« Les zones intermédiaires, ils s'en foutent »
Le Côte-d'orien Clément Babouillard évoque le début des moissons dans son secteur. « Toutes les conditions sont réunies pour que cette année soit pourrie », déplore le secrétaire général de la FDSEA, auteur de plusieurs « tacles » dans cet article.
Il n'allait pas jusqu'à espérer une bonne moisson. Cela aurait été un peu trop prétentieux après des dernières campagnes déjà compliquées. « Mais au moins éviter une mauvaise récolte, cela aurait été déjà pas mal. Visiblement, c'est déjà plié pour bon nombre d'entre nous, avant même d'avoir déjà commencé !», lance Clément Babouillard, rencontré le 17 juin à quelques jours de sortir sa moissonneuse. Plusieurs experts avaient déjà fait le déplacement dans ce secteur de Baigneux-les-Juifs : « une chose est sûre : les prévisions sont bien maigres, un peu partout ici. Pour ma part, ils estiment mes orges à 40 q/ha, 50 q/ha mon blé et 25 q/ha pour le colza ». Encore une fois, les coûts de production ne seront pas couverts : « et nous allons, en conséquence, probablement travailler à perte une nouvelle fois, car les marchés sont encore bien déplumés en céréales. Nous aurions du blé à 300 euros/t, cela changerait fondamentalement les choses. Mais ce n'est pas le cas ».
L'assurance ne marche plus
Le secrétaire général de la FDSEA regrette que le système assurantiel ne soit plus pertinent : « il fonctionnait il y a encore un temps, mais à force de voir nos rendements s'éroder, l'efficience de ce système n'est plus qu'un lointain souvenir, nos seuils de déclenchement sont au plus bas.

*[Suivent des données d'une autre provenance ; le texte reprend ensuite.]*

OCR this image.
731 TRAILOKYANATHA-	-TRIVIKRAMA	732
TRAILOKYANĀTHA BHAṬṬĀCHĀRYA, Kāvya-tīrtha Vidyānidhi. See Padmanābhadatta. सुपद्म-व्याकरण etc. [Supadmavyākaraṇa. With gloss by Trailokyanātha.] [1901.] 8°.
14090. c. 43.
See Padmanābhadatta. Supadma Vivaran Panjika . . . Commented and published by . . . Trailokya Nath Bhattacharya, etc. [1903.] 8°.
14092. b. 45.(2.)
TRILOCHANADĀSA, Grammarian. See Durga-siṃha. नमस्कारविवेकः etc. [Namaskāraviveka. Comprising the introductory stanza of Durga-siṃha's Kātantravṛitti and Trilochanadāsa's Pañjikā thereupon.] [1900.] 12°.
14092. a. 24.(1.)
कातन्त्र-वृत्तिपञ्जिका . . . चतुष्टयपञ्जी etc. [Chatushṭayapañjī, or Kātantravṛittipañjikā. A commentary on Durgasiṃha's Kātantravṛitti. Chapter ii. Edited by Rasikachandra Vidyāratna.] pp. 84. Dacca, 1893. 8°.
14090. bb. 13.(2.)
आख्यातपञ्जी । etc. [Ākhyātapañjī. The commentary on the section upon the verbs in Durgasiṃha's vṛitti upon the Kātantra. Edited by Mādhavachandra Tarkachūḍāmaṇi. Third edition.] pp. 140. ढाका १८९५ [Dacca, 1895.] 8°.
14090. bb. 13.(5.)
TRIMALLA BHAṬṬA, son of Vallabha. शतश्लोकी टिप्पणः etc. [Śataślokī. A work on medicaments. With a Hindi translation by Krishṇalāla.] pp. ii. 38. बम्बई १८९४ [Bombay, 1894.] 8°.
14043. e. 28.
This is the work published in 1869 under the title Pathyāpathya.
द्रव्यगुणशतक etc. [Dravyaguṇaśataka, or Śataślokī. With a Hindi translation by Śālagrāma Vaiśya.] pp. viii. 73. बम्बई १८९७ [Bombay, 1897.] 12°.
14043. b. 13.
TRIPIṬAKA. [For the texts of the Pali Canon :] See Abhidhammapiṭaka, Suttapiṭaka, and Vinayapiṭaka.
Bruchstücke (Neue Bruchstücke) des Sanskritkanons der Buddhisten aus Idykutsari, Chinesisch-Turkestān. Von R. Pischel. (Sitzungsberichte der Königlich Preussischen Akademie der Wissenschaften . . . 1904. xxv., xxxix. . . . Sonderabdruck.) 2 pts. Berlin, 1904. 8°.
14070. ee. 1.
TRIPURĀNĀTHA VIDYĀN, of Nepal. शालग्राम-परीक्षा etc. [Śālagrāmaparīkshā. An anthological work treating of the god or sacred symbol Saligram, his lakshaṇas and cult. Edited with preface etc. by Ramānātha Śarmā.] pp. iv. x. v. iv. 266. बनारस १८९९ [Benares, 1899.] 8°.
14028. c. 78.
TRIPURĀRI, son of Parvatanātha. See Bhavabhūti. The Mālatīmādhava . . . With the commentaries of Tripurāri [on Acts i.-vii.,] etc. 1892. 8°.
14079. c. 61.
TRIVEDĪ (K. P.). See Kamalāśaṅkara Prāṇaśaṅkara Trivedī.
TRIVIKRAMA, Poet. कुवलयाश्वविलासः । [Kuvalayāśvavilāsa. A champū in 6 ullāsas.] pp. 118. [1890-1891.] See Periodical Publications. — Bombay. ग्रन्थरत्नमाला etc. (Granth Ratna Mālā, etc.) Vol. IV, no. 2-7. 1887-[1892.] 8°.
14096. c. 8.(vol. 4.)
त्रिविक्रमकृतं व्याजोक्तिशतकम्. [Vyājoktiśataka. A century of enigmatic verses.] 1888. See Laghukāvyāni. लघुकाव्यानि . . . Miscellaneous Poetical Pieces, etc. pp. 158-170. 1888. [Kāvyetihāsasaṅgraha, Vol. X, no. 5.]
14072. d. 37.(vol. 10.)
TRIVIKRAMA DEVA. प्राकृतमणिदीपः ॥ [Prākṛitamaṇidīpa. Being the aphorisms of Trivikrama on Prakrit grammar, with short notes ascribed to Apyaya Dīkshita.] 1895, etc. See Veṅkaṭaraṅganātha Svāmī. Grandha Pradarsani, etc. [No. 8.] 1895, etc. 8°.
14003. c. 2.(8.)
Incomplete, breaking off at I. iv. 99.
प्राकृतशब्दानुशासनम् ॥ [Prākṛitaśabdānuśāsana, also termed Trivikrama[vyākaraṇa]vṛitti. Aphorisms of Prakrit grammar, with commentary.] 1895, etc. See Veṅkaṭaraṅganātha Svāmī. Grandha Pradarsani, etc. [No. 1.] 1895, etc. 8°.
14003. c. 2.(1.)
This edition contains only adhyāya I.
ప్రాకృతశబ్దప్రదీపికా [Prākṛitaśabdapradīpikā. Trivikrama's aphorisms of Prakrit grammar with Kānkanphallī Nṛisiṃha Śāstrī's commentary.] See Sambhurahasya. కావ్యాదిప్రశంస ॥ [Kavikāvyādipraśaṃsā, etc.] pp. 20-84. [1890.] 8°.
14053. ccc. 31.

Dans mon propre cas, je déclenche à 41 q/ha ! Cela ne peut pas marcher et en aucun cas, sauver la mise dans nos zones intermédiaires ». Clément Babouillard enchaîne avec un « tableau noir » : « pas beaucoup de foin, pas de paille, pas de grains, pas de prix mais des charges élevées, tout est réuni pour ce que ce soit la cata en 2026 dans les exploitations. D'ailleurs, le nombre de demandes explose au sein de la cellule Faire face ensemble, c'est malheureux à dire mais ce n'est pas surprenant. Il y a déjà une vague de licenciements au sein de nos coops et cela ne va que s'amplifier...Des entreprises agricoles sont en redressement, il n'y a qu'à regarder sur Google : avant, il n'y en avait pas en Côte-d'Or. Ces déficits sont une tendance générale en agriculture. Ces six derniers mois, j'ai vu des collègues en larmes devant moi. Économiquement et psychologiquement, ils sont au bout ».
Pas mieux « politiquement »
« Et politiquement, rien n'est fait », regrette Clément Babouillard, « y compris dans nos propres instances nationales JA et FNSEA... Avant de taper sur des politiques, il faudrait aussi s'intéresser de plus près à ce qui se passe chez nous. Les zones intermédiaires, ils n'ont pas l'air de s'en inquiéter... Ils s'en foutent ! ». Le responsable syndical avait fait le déplacement au dernier congrès de l'AGPB, à Nancy : « il y a eu seulement trois questions dans la salle, dont deux ont été posées par Antoine Carré et moi-même. J'ai mis en avant ce système assurantiel défaillant. Un élu de l'AGPB, agriculteur dans le bassin parisien, m'a répondu : il m'a dit que mes DPB étaient mon assurance ! Alors là, il fallait oser, sachant que nos DPB sont les plus bas de France... Cette personne, dont j'ai perdu le nom, perçoit 100 euros/ha de plus que nous, fait 80q/ha au lieu de 40 et il me répond ça ? Il est totalement hors-sujet ». Clément Babouillard poursuit : « les régions les plus productrices de France sont les mieux dotées en termes de DPB, elles ne veulent pas abonder le système assurantiel car il y aurait une caisse de péréquation et beaucoup trop d'argent à leur goût partirait de chez eux ».
Problèmes structurels
L'habitant d'Ampilly-les-Bordes réaffirme une demande syndicale récurrente : « à ces difficultés structurelles, il nous faut des réponses structurelles car la mutation de l’agriculture est en train de accélérer. Au niveau national, notre demande reste identique : avoir les mêmes aides que la moyenne nationale, il nous faut au minimum 100 euros/ha en plus dans nos zones intermédiaires, cela devient très urgent. Et pour rendre notre système asurantiel à nouveau efficient, pourquoi ne pas passer à une assurance chiffre d'affaires, quitte à ce que des financements privés plus importants soient mobilisés ? Cela nous permettrait d'avoir une couverture digne de ce nom ».